The trial is sponsored by Leeds and York Partnership NHS Foundation Trust.

Monitoring adverse events

Inherent in the nature of the condition under scrutiny (depression) is the risk of suicide and deliberate self-harm. We will follow good clinical practice in monitoring for suicide risk during all patient encounters with trial participants. Where any risk to young people due to expressed thoughts of self-harm is encountered, these will be notified to the PMHW who will either contact the participant to assess the situation or arrange for an urgent appointment with the daily ‘duty clinician’ covering urgent calls or the on call psychiatrist (there is a consultant psychiatrist on call at all times). We will also collect session by session outcome measures using the Short Mood and Feelings Questionnaire that includes a question (‘I thought about killing myself’) which screens for suicidal ideation. Any young person answering this question in the affirmative will be offered an appointment urgently by their key worker (clinician or PMHW) or the trial principal investigator if their key worker is unavailable.

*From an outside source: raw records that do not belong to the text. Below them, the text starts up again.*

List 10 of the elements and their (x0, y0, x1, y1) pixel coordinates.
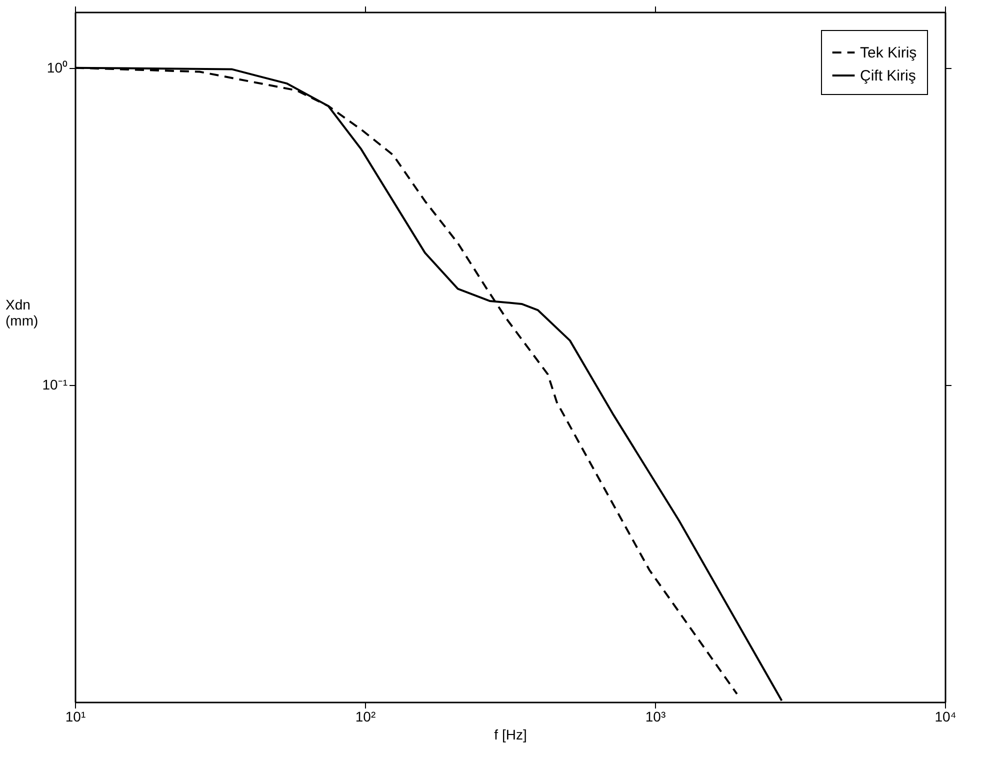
y-axis-title: Xdn (mm) (6, 296, 38, 328)
legend-label: Çift Kiriş (860, 68, 916, 84)
x-tick-label: 10³ (645, 708, 666, 724)
x-axis-title: f [Hz] (494, 726, 527, 742)
y-tick-label: 10⁻¹ (42, 376, 68, 392)
x-tick-label: 10² (355, 708, 376, 724)
legend-label: Tek Kiriş (860, 44, 917, 62)
y-tick-label: 10⁰ (46, 59, 68, 76)
x-tick-label: 10⁴ (934, 708, 956, 724)
x-tick-label: 10¹ (65, 708, 86, 724)
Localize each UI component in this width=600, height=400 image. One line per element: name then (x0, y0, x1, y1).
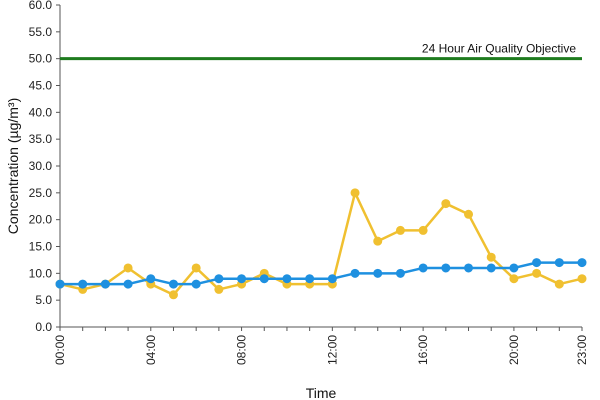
axes-layer: 0.0 5.0 10.0 15.0 20.0 25.0 30.0 35.0 40.0 45.0 50… (29, 0, 589, 365)
objective-label: 24 Hour Air Quality Objective (422, 42, 576, 56)
series-1-point (395, 225, 405, 235)
y-axis-title: Concentration (µg/m³) (5, 98, 21, 234)
series-1-point (373, 236, 383, 246)
series-2-point (55, 279, 65, 289)
series-2-point (554, 258, 564, 268)
series-2-point (100, 279, 110, 289)
series-2-line (60, 261, 582, 286)
series-1-point (418, 225, 428, 235)
series-2-point (577, 258, 587, 268)
series-2-point (350, 268, 360, 278)
series-1-point (191, 263, 201, 273)
series-1-point (441, 199, 451, 209)
series-1-point (350, 188, 360, 198)
series-1-point (532, 268, 542, 278)
series-2-point (168, 279, 178, 289)
series-1-line (59, 191, 583, 297)
series-2-point (373, 268, 383, 278)
x-tick-label: 16:00 (416, 335, 430, 365)
series-2-point (259, 274, 269, 284)
series-2-point (509, 263, 519, 273)
series-1-point (554, 279, 564, 289)
series-layer (55, 188, 587, 300)
y-tick-label: 20.0 (29, 213, 53, 227)
x-tick-label: 08:00 (235, 335, 249, 365)
x-tick-label: 00:00 (53, 335, 67, 365)
series-2-point (486, 263, 496, 273)
series-2-point (191, 279, 201, 289)
x-tick-label: 20:00 (507, 335, 521, 365)
y-tick-label: 10.0 (29, 266, 53, 280)
series-2-point (78, 279, 88, 289)
series-1-point (168, 290, 178, 300)
y-tick-label: 0.0 (35, 320, 52, 334)
y-tick-label: 30.0 (29, 159, 53, 173)
series-1-point (509, 274, 519, 284)
series-1-point (464, 209, 474, 219)
series-2-point (123, 279, 133, 289)
series-1-point (214, 284, 224, 294)
series-2-point (395, 268, 405, 278)
y-tick-label: 55.0 (29, 25, 53, 39)
y-tick-label: 35.0 (29, 132, 53, 146)
x-tick-label: 23:00 (575, 335, 589, 365)
y-tick-label: 45.0 (29, 79, 53, 93)
series-2-point (532, 258, 542, 268)
x-axis-title: Time (306, 385, 337, 400)
y-tick-label: 5.0 (35, 293, 52, 307)
series-2-point (305, 274, 315, 284)
series-2-point (146, 274, 156, 284)
series-2-point (464, 263, 474, 273)
series-2-point (282, 274, 292, 284)
series-1-point (123, 263, 133, 273)
series-2-point (418, 263, 428, 273)
y-tick-label: 40.0 (29, 105, 53, 119)
y-tick-label: 60.0 (29, 0, 53, 12)
y-tick-label: 15.0 (29, 240, 53, 254)
series-2-point (327, 274, 337, 284)
series-2-point (441, 263, 451, 273)
x-tick-label: 04:00 (144, 335, 158, 365)
series-2 (55, 258, 587, 289)
series-1-point (486, 252, 496, 262)
series-2-point (237, 274, 247, 284)
series-2-point (214, 274, 224, 284)
objective-layer: 24 Hour Air Quality Objective (60, 42, 582, 61)
y-tick-label: 25.0 (29, 186, 53, 200)
y-tick-label: 50.0 (29, 52, 53, 66)
x-tick-label: 12:00 (325, 335, 339, 365)
series-1-point (577, 274, 587, 284)
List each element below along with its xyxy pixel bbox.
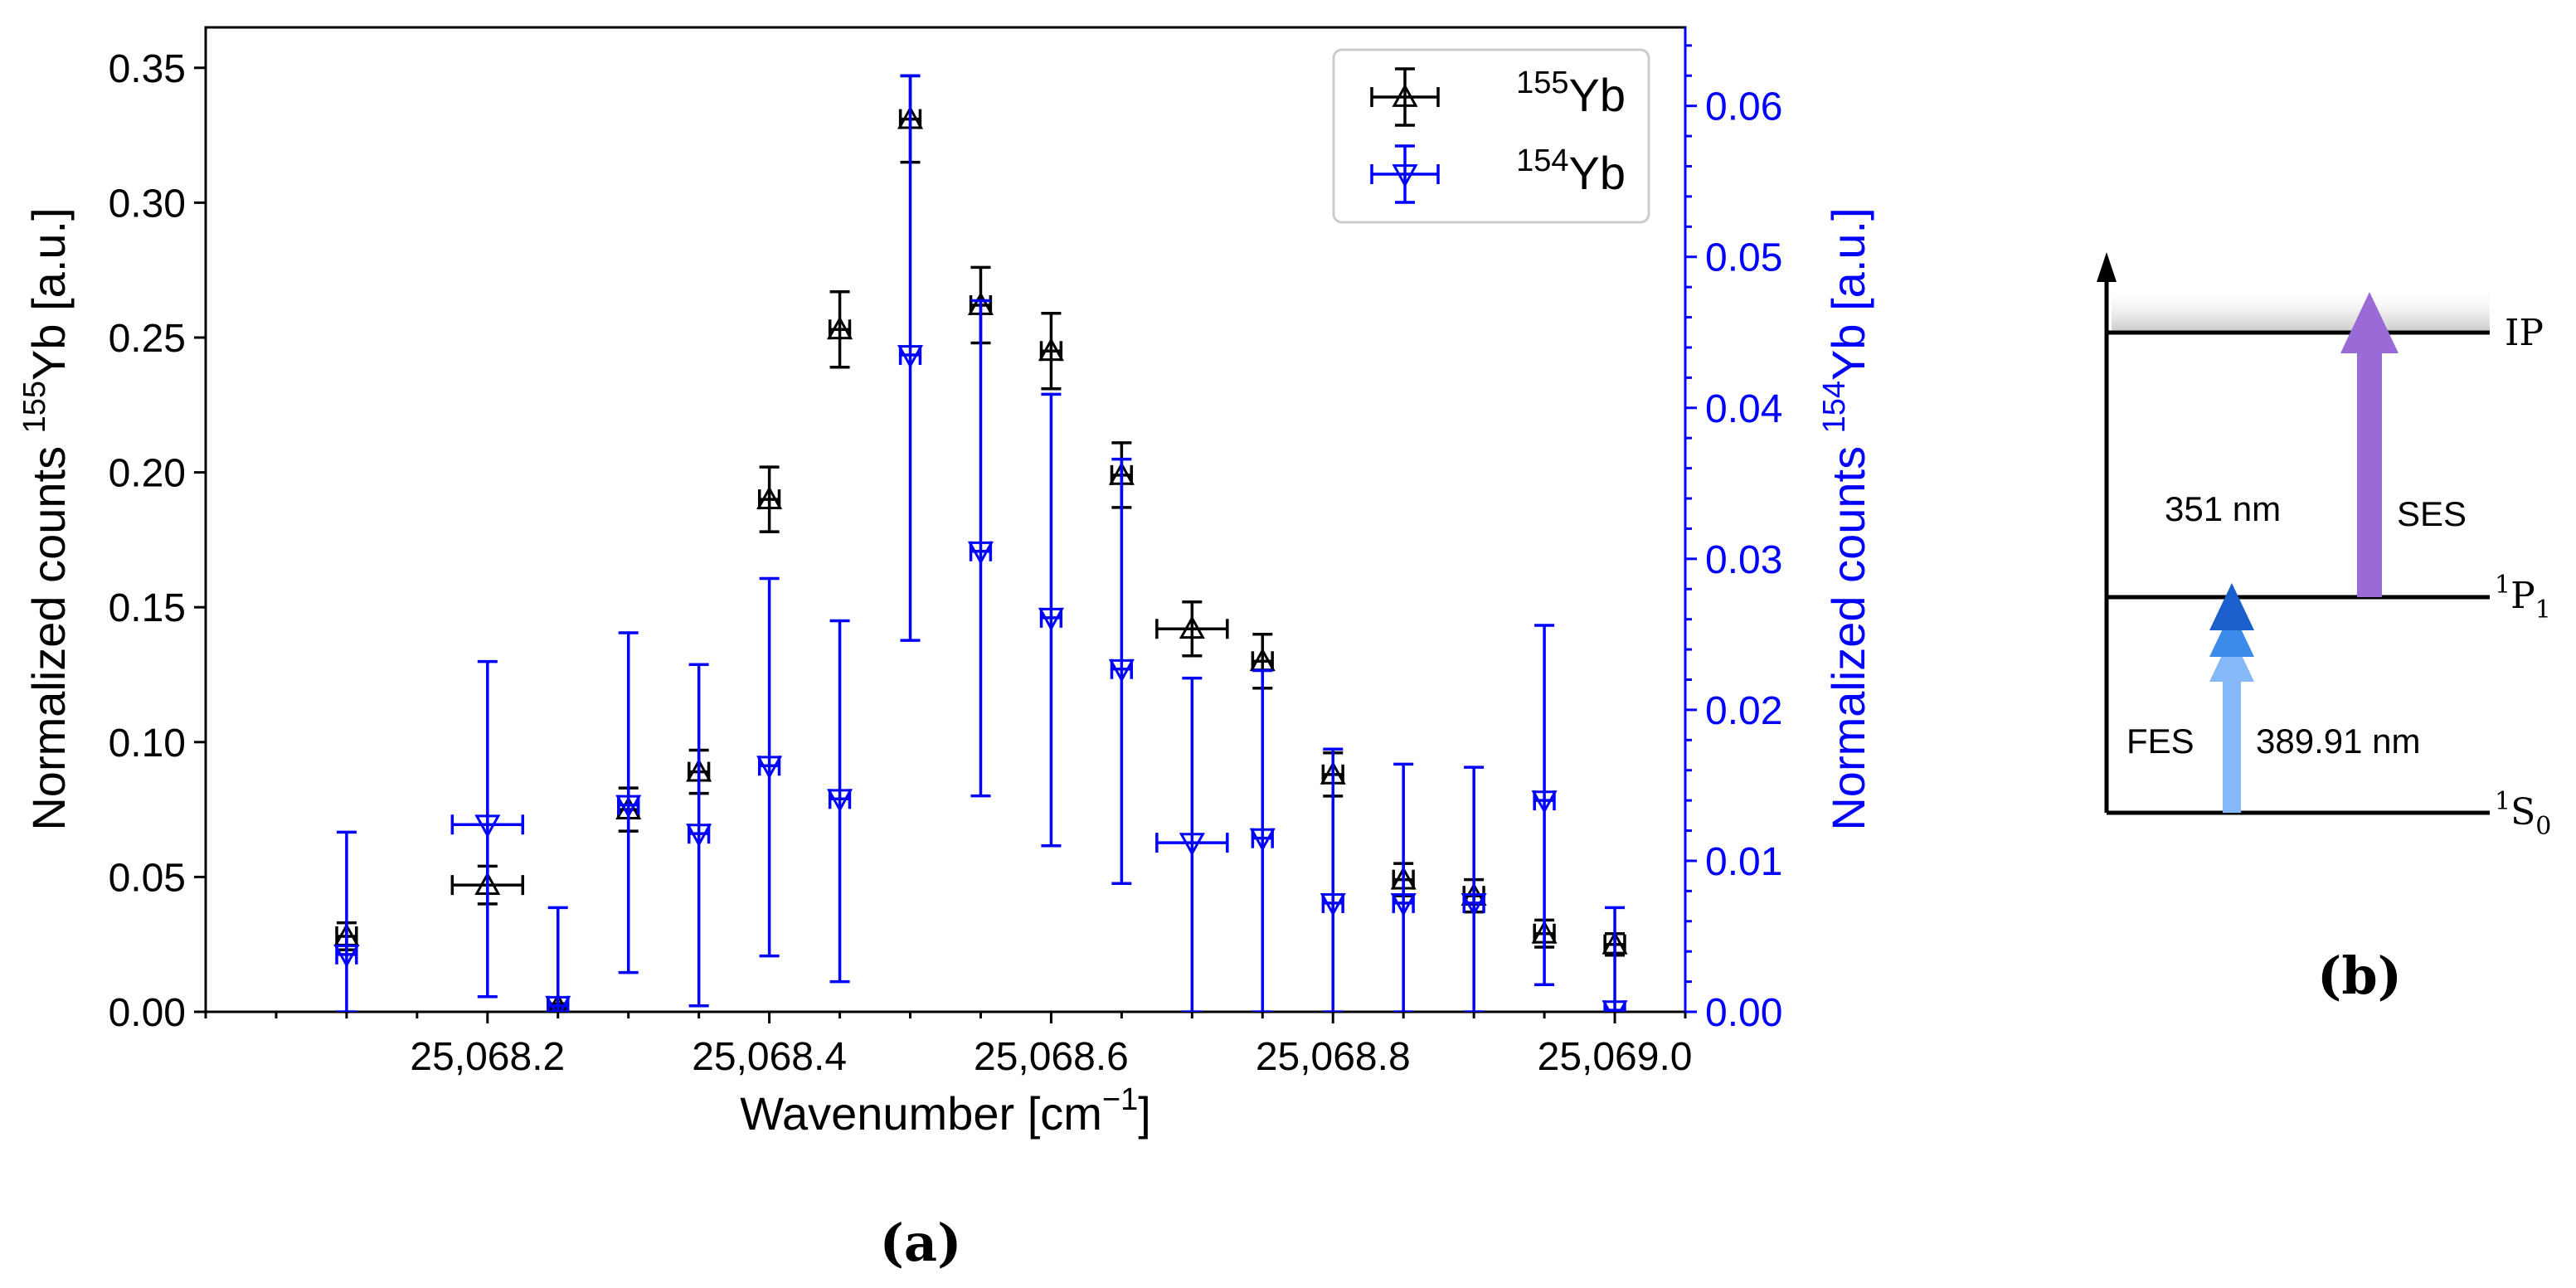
right-y-axis-ticks: 0.00 0.01 0.02 0.03 0.04 0.05 0.06	[1685, 44, 1782, 1035]
fes-arrow-shaft	[2223, 672, 2241, 813]
data-point-154yb	[333, 944, 360, 968]
right-y-tick-label: 0.06	[1705, 85, 1782, 129]
fes-arrow	[2209, 583, 2254, 813]
ses-label: SES	[2397, 494, 2467, 533]
ses-arrowhead-icon	[2340, 292, 2399, 353]
right-y-tick-label: 0.01	[1705, 840, 1782, 884]
left-y-axis-label: Normalized counts 155Yb [a.u.]	[17, 207, 75, 830]
energy-axis-arrowhead-icon	[2097, 252, 2117, 282]
fes-arrowhead-mid-icon	[2209, 610, 2254, 657]
data-point-154yb	[1390, 893, 1417, 917]
panel-label-a: (a)	[880, 1213, 962, 1273]
x-tick-label: 25,068.2	[410, 1035, 565, 1079]
legend-label-154yb: 154Yb	[1516, 143, 1626, 199]
data-point-154yb	[967, 541, 994, 565]
right-y-tick-label: 0.05	[1705, 236, 1782, 280]
data-point-154yb	[686, 824, 712, 848]
data-point-154yb	[1179, 833, 1205, 857]
left-y-tick-label: 0.30	[109, 182, 186, 226]
data-point-154yb	[756, 756, 783, 780]
data-point-155yb	[827, 316, 853, 340]
x-axis-label: Wavenumber [cm−1]	[740, 1082, 1151, 1140]
right-y-tick-label: 0.03	[1705, 538, 1782, 582]
left-y-tick-label: 0.20	[109, 452, 186, 496]
ses-arrow	[2340, 292, 2399, 597]
level-label-ip: IP	[2505, 312, 2544, 354]
data-point-154yb	[897, 345, 924, 369]
x-tick-label: 25,069.0	[1538, 1035, 1693, 1079]
series-154yb	[333, 74, 1628, 1012]
data-point-154yb	[1038, 607, 1064, 631]
left-y-axis-ticks: 0.00 0.05 0.10 0.15 0.20 0.25 0.30 0.35	[109, 47, 206, 1035]
ses-arrow-shaft	[2357, 348, 2382, 597]
data-point-154yb	[474, 814, 501, 838]
panel-label-b: (b)	[2317, 945, 2402, 1006]
right-y-tick-label: 0.02	[1705, 689, 1782, 733]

Serious adverse events that are fatal or life-threatening will be recorded and reported to the research ethics committee within 7 days of knowledge of such cases. All other suspected serious unexpected adverse reactions will be reported to the Data Monitoring Ethics Committee (DMEC), Trial Steering Committee (TSC), trial sponsor and ethics committee within 15 days of first knowledge.

Trial Steering Committee

A TSC will be set up and will include an independent chair and at least two other independent members, along with the lead investigator and the other study collaborators. They will meet three times a year.

Data Monitoring Ethics Committee

A DMEC will be set up and include an independent chair and at least two independent members. Issues surrounding data collection, ethical issues and any reported serious adverse events will be considered here. The DMEC will meet annually.